El 15 de septiembre de 1994 se publicó al BUEY (Boletín Oficial de la UdG) el nombramiento de Joan Olòriz como primer síndico de los estudiantes y presidente de la Comisión de Defensa de los Estudiantes. Un año más tarde, los Estatutos aprobados el 11 de octubre de 1995 consolidarían la figura, las funciones y las atribuciones del síndico o síndica de la Universidad, extendiéndolas a toda la comunidad, universitaria mediante una resolución del rector de 8 de noviembre.
El síndico Olòriz se encontró con la necesidad de «hacer crecer una figura nueva en un marco institucional en construcción». El contexto legal universitario del momento no regulaba la figura más allá de los estatutos mismos, y de una manera casi espontánea se iba implantando la figura en diferentes universidades catalanas y del Estado.
Entre septiembre de 1999 y el 2004 se desarrolla la etapa del síndico Pep Vila, un periodo en que la función de los síndicos y síndicas universitarias se reafirma.
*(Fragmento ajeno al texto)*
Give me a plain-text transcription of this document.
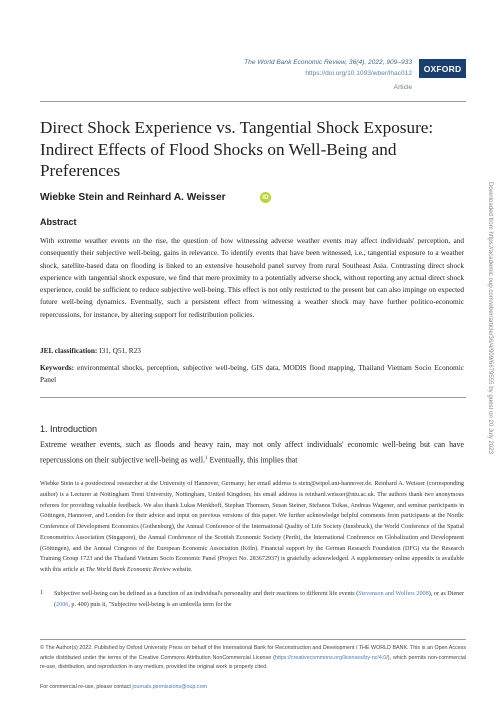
The World Bank Economic Review, 36(4), 2022, 909–933
https://doi.org/10.1093/wber/lhac012
Article
OXFORD
Direct Shock Experience vs. Tangential Shock Exposure: Indirect Effects of Flood Shocks on Well-Being and Preferences
Wiebke Stein and Reinhard A. Weisser	iD
Abstract

With extreme weather events on the rise, the question of how witnessing adverse weather events may affect individuals' perception, and consequently their subjective well-being, gains in relevance. To identify events that have been witnessed, i.e., tangential exposure to a weather shock, satellite-based data on flooding is linked to an extensive household panel survey from rural Southeast Asia. Contrasting direct shock experience with tangential shock exposure, we find that mere proximity to a potentially adverse shock, without reporting any actual direct shock experience, could be sufficient to reduce subjective well-being. This effect is not only restricted to the present but can also impinge on expected future well-being dynamics. Eventually, such a persistent effect from witnessing a weather shock may have further politico-economic repercussions, for instance, by altering support for redistribution policies.

JEL classification: I31, Q51, R23

Keywords: environmental shocks, perception, subjective well-being, GIS data, MODIS flood mapping, Thailand Vietnam Socio Economic Panel

1. Introduction

Extreme weather events, such as floods and heavy rain, may not only affect individuals' economic well-being but can have repercussions on their subjective well-being as well.$^1$ Eventually, this implies that

Wiebke Stein is a postdoctoral researcher at the University of Hannover, Germany; her email address is stein@wipol.uni-hannover.de. Reinhard A. Weisser (corresponding author) is a Lecturer at Nottingham Trent University, Nottingham, United Kingdom; his email address is reinhard.weisser@ntu.ac.uk. The authors thank two anonymous referees for providing valuable feedback. We also thank Lukas Menkhoff, Stephan Thomsen, Susan Steiner, Stefanos Tsikas, Andreas Wagener, and seminar participants in Göttingen, Hannover, and London for their advice and input on previous versions of this paper. We further acknowledge helpful comments from participants at the Nordic Conference of Development Economics (Gothenburg), the Annual Conference of the International Quality of Life Society (Innsbruck), the World Conference of the Spatial Econometrics Association (Singapore), the Annual Conference of the Scottish Economic Society (Perth), the International Conference on Globalization and Development (Göttingen), and the Annual Congress of the European Economic Association (Köln). Financial support by the German Research Foundation (DFG) via the Research Training Group 1723 and the Thailand Vietnam Socio Economic Panel (Project No. 283672937) is gratefully acknowledged. A supplementary online appendix is available with this article at The World Bank Economic Review website.

1 Subjective well-being can be defined as a function of an individual's personality and their reactions to different life events (Stevenson and Wolfers 2008), or as Diener (2006, p. 400) puts it, "Subjective well-being is an umbrella term for the

© The Author(s) 2022. Published by Oxford University Press on behalf of the International Bank for Reconstruction and Development / THE WORLD BANK. This is an Open Access article distributed under the terms of the Creative Commons Attribution NonCommercial License (https://creativecommons.org/licenses/by-nc/4.0/), which permits non-commercial re-use, distribution, and reproduction in any medium, provided the original work is properly cited.

For commercial re-use, please contact journals.permissions@oup.com

Downloaded from https://academic.oup.com/wber/article/36/4/909/6679555 by guest on 20 July 2023
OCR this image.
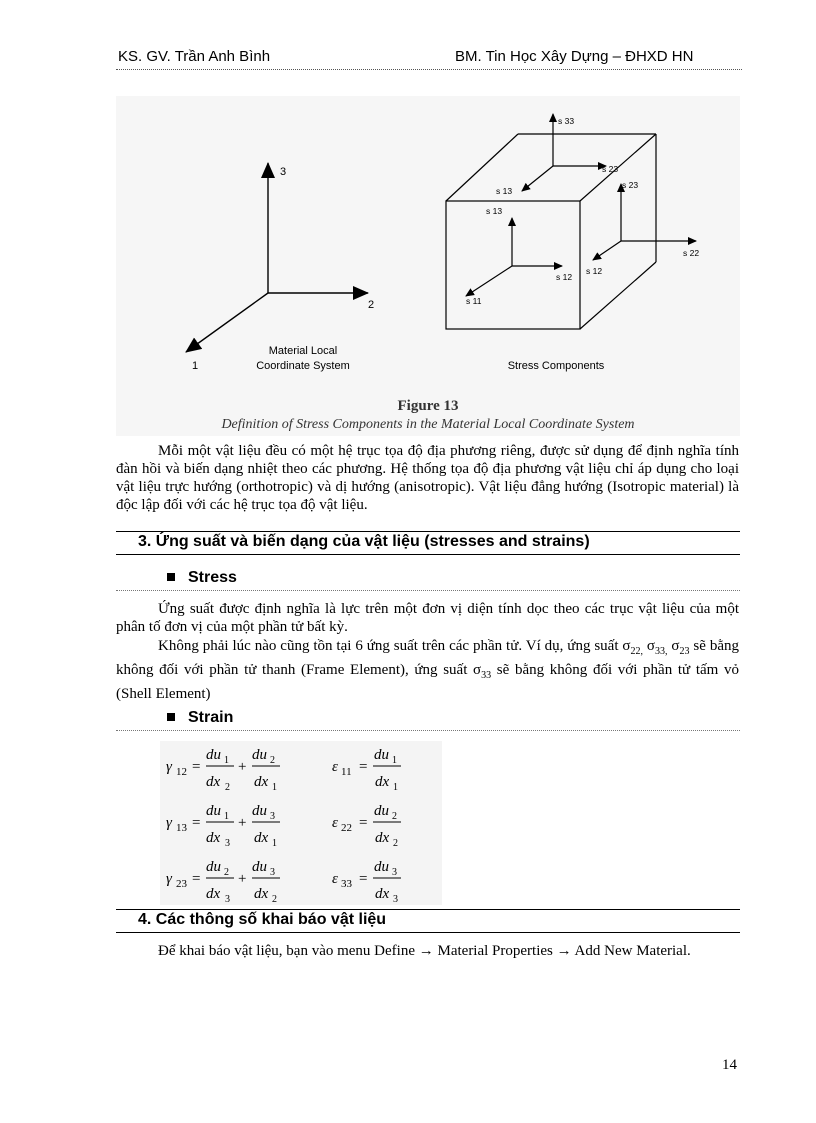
KS. GV. Trần Anh Bình	BM. Tin Học Xây Dựng – ĐHXD HN
3
2
1
Material Local
Coordinate System
s 33
s 13
s 23
s 23
s 22
s 13
s 12
s 12
s 11
Stress Components
Figure 13
Definition of Stress Components in the Material Local Coordinate System
Mỗi một vật liệu đều có một hệ trục tọa độ địa phương riêng, được sử dụng để định nghĩa tính đàn hồi và biến dạng nhiệt theo các phương. Hệ thống tọa độ địa phương vật liệu chỉ áp dụng cho loại vật liệu trực hướng (orthotropic) và dị hướng (anisotropic). Vật liệu đẳng hướng (Isotropic material) là độc lập đối với các hệ trục tọa độ vật liệu.
3. Ứng suất và biến dạng của vật liệu (stresses and strains)
Stress
Ứng suất được định nghĩa là lực trên một đơn vị diện tính dọc theo các trục vật liệu của một phân tố đơn vị của một phần tử bất kỳ.
Không phải lúc nào cũng tồn tại 6 ứng suất trên các phần tử. Ví dụ, ứng suất $\sigma_{22,}$ $\sigma_{33,}$ $\sigma_{23}$ sẽ bằng không đối với phần tử thanh (Frame Element), ứng suất $\sigma_{33}$ sẽ bằng không đối với phần tử tấm vỏ (Shell Element)
Strain
γ 12 =
du 1
dx 2
+
du 2
dx 1
ε 11 =
du 1
dx 1
γ 13 =
du 1
dx 3
+
du 3
dx 1
ε 22 =
du 2
dx 2
γ 23 =
du 2
dx 3
+
du 3
dx 2
ε 33 =
du 3
dx 3
4. Các thông số khai báo vật liệu
Để khai báo vật liệu, bạn vào menu Define → Material Properties → Add New Material.
14
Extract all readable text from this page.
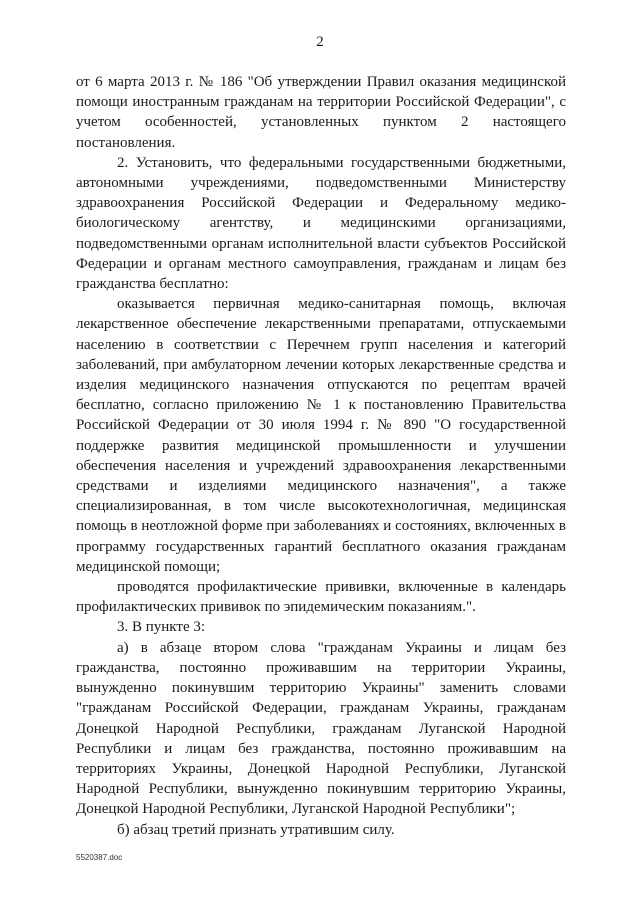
2

от 6 марта 2013 г. № 186 "Об утверждении Правил оказания медицинской помощи иностранным гражданам на территории Российской Федерации", с учетом особенностей, установленных пунктом 2 настоящего постановления.

2. Установить, что федеральными государственными бюджетными, автономными учреждениями, подведомственными Министерству здравоохранения Российской Федерации и Федеральному медико-биологическому агентству, и медицинскими организациями, подведомственными органам исполнительной власти субъектов Российской Федерации и органам местного самоуправления, гражданам и лицам без гражданства бесплатно:

оказывается первичная медико-санитарная помощь, включая лекарственное обеспечение лекарственными препаратами, отпускаемыми населению в соответствии с Перечнем групп населения и категорий заболеваний, при амбулаторном лечении которых лекарственные средства и изделия медицинского назначения отпускаются по рецептам врачей бесплатно, согласно приложению № 1 к постановлению Правительства Российской Федерации от 30 июля 1994 г. № 890 "О государственной поддержке развития медицинской промышленности и улучшении обеспечения населения и учреждений здравоохранения лекарственными средствами и изделиями медицинского назначения", а также специализированная, в том числе высокотехнологичная, медицинская помощь в неотложной форме при заболеваниях и состояниях, включенных в программу государственных гарантий бесплатного оказания гражданам медицинской помощи;

проводятся профилактические прививки, включенные в календарь профилактических прививок по эпидемическим показаниям.".

3. В пункте 3:

а) в абзаце втором слова "гражданам Украины и лицам без гражданства, постоянно проживавшим на территории Украины, вынужденно покинувшим территорию Украины" заменить словами "гражданам Российской Федерации, гражданам Украины, гражданам Донецкой Народной Республики, гражданам Луганской Народной Республики и лицам без гражданства, постоянно проживавшим на территориях Украины, Донецкой Народной Республики, Луганской Народной Республики, вынужденно покинувшим территорию Украины, Донецкой Народной Республики, Луганской Народной Республики";

б) абзац третий признать утратившим силу.

5520387.doc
La figura ya estaba presente en prácticamente todas las universidades, y las leyes estatales y autonómicas, aunque de forma sutil, empezaban a reconocerla.
En febrero del 2004 se inicia la etapa del síndico Joan Miró, hasta el 2014, la de más durada en estos treinta años. Durante estos años, Joan Miró vivió, seguramente, momentos muy «ajetreados» de la vida universitaria; son años de cambios y dificultades, de importantes volúmenes de quejas al síndico pero también de grandes avances en la consolidación de las sindicaturas.
Desde julio de 2014 y hasta febrero del 2022, «hace de síndico», como dice él mismo, Joan Manuel del Pozo: «Hacer de síndico, un cargo deauctoritas, no de potestas» que «ni manda ni sentencia, ayuda a buscar justicia». El síndico Del Pozo coincide con una época en la cual la Universidad se va dotando de mecanismos, recursos y servicios que atienden desde la estructura y el funcionamiento ordinario a cuestiones, dificultades y conflictos que anteriormente llegaban directamente a las sindicaturas.
Desde febrero del 2022, la UdG me ha otorgado el honor, la confianza y la responsabilidad de «hacer de Síndica de la Udg».
El trabajo de los síndicos y síndicas tiene que ver con el núcleo más esencial de los valores humanísticos y éticos; probablemente por eso, la definición formal de su función no ha cambiado mucho a lo largo de estos años. Sí que ha cambiado, afortunadamente, el estatus y reconocimiento jurídico y legal, con la incorporación de su regulación básica en el texto de la Ley orgánica del sistema universitario y, consecuentemente, en los Estatutos de la UdG aprobados en el 2025. Hay un lema que los síndicos y síndicas del ámbito catalán, pero también más allá, hemos adoptado como propio a lo largo de estos años: «Más justicia que derecho, más auctoritas que poder, más humanismo que burocracia». Es del Dr. Artur Juncosa, que fue síndico de la UB a la década de los 90. Este lema resume, desde mi punto de vista, y entiendo que es muy compartido dentro del colectivo de síndicos y síndicas, los ejes fundamentales de la tarea de las sindicaturas, los pilares fundamentales de nuestro trabajo y compromiso al servicio de la comunidad universitaria: el humanismo y la institucionalidad.